In 2018, Thai Union issued a letter supporting free association and collective bargaining by workers in Thailand, expressing our support for the establishment of the International Transport Worker's Federation (ITF) Fishers Rights Network (FRN). We believe that these initiatives will be a factor in creating a positive change in fisher wages, benefits, and working conditions, and reflect positively on the Thai fishing sector. Thai Union has run workshops for fishers from vessels on health and safety and human rights with the ITF and other collaborators. The ongoing work on Thai Union's Vessel Code of Conduct and Vessel Improvement Programme takes a worker-centric approach and puts their voices at the heart of the programme.
We are proud of our policies on workers' rights.

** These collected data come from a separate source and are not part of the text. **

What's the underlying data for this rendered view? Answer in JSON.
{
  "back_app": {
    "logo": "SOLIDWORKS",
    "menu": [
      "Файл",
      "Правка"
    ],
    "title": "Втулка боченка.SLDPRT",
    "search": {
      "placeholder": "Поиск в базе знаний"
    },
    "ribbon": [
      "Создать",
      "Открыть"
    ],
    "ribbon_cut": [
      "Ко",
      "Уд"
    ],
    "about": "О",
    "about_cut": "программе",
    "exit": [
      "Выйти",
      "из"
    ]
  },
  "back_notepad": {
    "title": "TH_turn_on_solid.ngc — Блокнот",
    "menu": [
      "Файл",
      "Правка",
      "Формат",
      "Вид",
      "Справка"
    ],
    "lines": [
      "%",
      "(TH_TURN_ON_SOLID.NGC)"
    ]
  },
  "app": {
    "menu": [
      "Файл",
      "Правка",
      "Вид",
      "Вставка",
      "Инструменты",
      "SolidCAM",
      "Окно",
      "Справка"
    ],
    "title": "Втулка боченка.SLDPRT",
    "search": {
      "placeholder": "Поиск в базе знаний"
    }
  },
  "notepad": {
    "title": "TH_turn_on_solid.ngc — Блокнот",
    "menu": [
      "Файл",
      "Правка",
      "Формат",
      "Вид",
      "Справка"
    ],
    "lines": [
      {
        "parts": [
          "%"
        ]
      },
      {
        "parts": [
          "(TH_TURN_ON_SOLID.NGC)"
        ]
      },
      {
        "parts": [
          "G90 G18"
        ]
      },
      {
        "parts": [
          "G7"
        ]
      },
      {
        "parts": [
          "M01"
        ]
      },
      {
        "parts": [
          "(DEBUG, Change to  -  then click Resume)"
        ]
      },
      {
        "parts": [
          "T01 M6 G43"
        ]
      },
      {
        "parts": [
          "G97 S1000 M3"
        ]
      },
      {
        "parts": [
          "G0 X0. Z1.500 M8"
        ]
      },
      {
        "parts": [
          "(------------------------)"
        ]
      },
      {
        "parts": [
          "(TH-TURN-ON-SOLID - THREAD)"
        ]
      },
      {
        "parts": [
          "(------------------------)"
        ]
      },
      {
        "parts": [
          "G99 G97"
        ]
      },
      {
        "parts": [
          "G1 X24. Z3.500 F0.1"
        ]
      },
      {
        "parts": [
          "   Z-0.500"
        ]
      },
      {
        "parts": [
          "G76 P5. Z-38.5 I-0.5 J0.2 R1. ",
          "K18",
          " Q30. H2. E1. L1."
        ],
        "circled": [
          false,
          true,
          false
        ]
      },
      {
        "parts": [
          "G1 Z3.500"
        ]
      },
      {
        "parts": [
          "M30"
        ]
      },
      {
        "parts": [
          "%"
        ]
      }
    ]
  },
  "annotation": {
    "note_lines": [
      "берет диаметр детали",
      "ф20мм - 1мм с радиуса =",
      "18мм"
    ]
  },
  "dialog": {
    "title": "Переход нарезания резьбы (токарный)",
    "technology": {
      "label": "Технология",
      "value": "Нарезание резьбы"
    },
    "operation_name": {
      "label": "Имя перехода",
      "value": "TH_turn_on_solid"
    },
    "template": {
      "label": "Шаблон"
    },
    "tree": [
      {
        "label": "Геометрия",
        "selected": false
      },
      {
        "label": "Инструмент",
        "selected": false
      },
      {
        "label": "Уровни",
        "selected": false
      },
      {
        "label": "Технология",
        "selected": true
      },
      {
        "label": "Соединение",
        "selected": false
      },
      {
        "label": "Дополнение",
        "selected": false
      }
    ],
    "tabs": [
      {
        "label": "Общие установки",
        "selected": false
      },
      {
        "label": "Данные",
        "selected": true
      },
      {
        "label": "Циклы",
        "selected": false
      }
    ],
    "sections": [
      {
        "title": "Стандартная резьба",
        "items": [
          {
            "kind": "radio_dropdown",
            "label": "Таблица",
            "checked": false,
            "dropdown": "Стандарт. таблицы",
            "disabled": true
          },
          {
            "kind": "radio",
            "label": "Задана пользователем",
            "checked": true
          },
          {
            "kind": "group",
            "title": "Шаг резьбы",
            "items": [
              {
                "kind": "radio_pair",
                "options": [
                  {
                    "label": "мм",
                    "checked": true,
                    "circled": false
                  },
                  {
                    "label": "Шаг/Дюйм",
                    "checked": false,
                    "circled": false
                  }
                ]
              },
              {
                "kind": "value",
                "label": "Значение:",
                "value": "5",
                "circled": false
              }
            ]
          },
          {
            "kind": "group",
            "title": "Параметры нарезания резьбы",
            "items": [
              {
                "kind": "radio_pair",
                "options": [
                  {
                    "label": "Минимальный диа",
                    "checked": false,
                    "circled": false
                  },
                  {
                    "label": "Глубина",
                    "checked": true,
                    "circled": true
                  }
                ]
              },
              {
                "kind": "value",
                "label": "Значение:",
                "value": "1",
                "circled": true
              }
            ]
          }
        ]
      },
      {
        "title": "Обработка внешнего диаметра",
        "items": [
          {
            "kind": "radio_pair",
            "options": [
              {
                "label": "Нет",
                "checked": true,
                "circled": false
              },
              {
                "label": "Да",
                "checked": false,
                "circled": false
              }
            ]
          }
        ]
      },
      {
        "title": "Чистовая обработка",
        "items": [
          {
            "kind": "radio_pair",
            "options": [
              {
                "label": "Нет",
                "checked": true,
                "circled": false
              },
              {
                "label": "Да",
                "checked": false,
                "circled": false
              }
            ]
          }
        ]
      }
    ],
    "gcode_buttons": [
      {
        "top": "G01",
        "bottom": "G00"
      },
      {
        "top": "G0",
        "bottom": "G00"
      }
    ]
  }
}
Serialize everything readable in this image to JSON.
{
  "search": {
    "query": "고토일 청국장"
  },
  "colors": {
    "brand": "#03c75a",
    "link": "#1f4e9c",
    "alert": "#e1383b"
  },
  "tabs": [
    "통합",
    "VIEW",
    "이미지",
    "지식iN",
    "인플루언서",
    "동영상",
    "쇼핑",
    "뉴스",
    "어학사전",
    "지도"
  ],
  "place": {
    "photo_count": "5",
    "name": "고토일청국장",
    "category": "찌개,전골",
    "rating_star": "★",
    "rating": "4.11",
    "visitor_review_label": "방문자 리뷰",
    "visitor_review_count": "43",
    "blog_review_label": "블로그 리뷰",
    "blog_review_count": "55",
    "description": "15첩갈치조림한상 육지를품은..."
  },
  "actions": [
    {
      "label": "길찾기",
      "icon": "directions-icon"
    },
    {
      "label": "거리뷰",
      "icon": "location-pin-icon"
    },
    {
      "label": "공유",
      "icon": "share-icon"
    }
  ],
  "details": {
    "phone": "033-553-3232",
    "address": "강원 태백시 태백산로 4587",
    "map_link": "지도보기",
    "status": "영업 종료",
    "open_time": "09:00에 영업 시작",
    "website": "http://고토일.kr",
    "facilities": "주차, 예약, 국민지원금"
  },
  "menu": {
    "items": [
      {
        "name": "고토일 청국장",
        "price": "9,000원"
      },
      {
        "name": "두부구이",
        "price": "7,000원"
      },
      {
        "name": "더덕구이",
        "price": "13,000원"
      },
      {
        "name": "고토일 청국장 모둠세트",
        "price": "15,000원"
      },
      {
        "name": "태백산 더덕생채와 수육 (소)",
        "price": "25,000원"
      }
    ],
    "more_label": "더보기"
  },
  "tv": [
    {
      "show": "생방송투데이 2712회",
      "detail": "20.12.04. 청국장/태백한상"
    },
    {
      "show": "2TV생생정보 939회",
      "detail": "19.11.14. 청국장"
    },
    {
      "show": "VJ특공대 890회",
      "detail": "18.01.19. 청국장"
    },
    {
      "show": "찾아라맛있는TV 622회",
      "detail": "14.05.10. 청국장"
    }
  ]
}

As a global company, we cannot make industry-wide progress alone, but only with cooperation across the industry, governments and civil societies. More transparency is needed to really understand what the issues are and how we can solve them. Civil society needs to keep a track of what is actually happening and recognise when there needs to be a change of dialogue or focus. We as a society need more decisions to be made on evidence, not rhetoric.
We call on governments, industry stakeholders, and civil society to join with us in advocating for change that will have real and lasting impact.
Together, we can talk the talk, and walk the walk.
Darian McBain, PhD, is Thai Union's Global Director, Corporate Affairs and Sustainability.